Since my last blog post

Last week I had the good fortune of listening to a virtual summit for authors. It was hosted by Tara R. Alemany of Emerald Lake Books (https://emeraldlakebooks.com/) and Mark Gerber of Emerald Lake Books. It was free! All I had to do was sign in on my computer, listen, and take notes. Each weekday there were four sessions on a wide range of topics of interest to writers.

In addition, on Tuesday, I listened to a free webinar hosted by Author Accelerator (https://www.authoraccelerator.com/.) It highlighted OneStopForWriters.com’s “Character Development Tool.” (A subscription is required in order to access OneStopForWriters.com’s resources.)

Many of the features of the “Character Development Tool” duplicate some of the processes I’ve already gone through on the historical novel I’m writing, but I can see it could potentially help me make sure my protagonist has an arc. Look for more on that in my blog post about Characterization, tentatively scheduled for November 11, 2019.

After five consecutive days of listening to and watching the virtual summit and Tuesday’s webinar, I thought my brain might explode. That didn’t happen until Saturday, when my computer refused to let me download photographs from my hard drive to my blog.

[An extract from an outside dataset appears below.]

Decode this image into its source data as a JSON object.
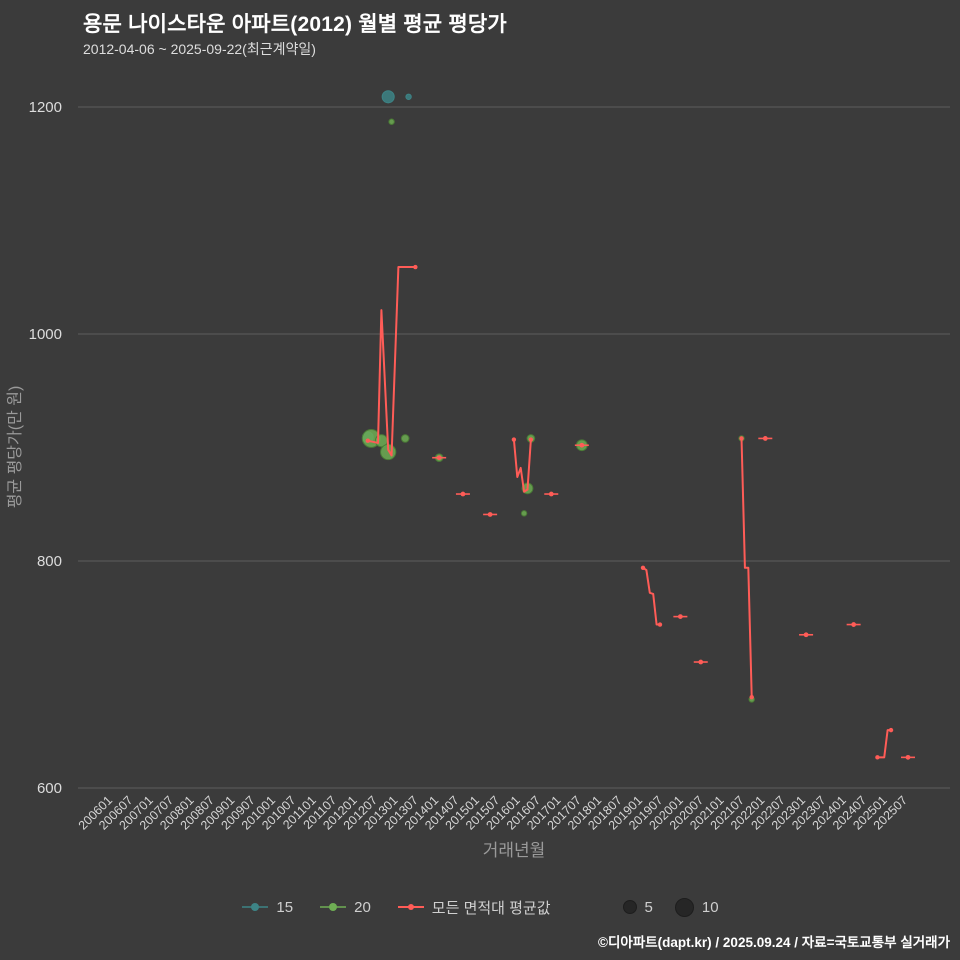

A blogger should always have a “Plan B,” and that’s where I had to go this weekend. Today’s blog post was partially written and planned for a few weeks from now. I pulled it out and prepared it for today. As I write this, I’m unable to insert photo from my hard drive into my WordPress.com blog post. I’ve read that a blog should have at least one image, but this one will not. It’s not from my lack of trying.

The reason I had to go with “Plan B” is that today’s scheduled blog post was “Great Smoky Mountains, Revisited – Part 1,” and it was going to include numerous photographs. I hope to use it next Monday, if I can get the bugs worked out of my computer.

Until my next blog post

I hope you have a good book to read. I’m reading The Turn of the Key, by Ruth Ware.

If you’re a writer, I hope you have quality writing time.

Thank you for reading my blog. You could have spent the last few minutes doing something else, but you chose to read my blog.

Let’s continue the conversation

Would you rather listen to or read a book? Would you rather listen to a podcast of a blog or read the blog?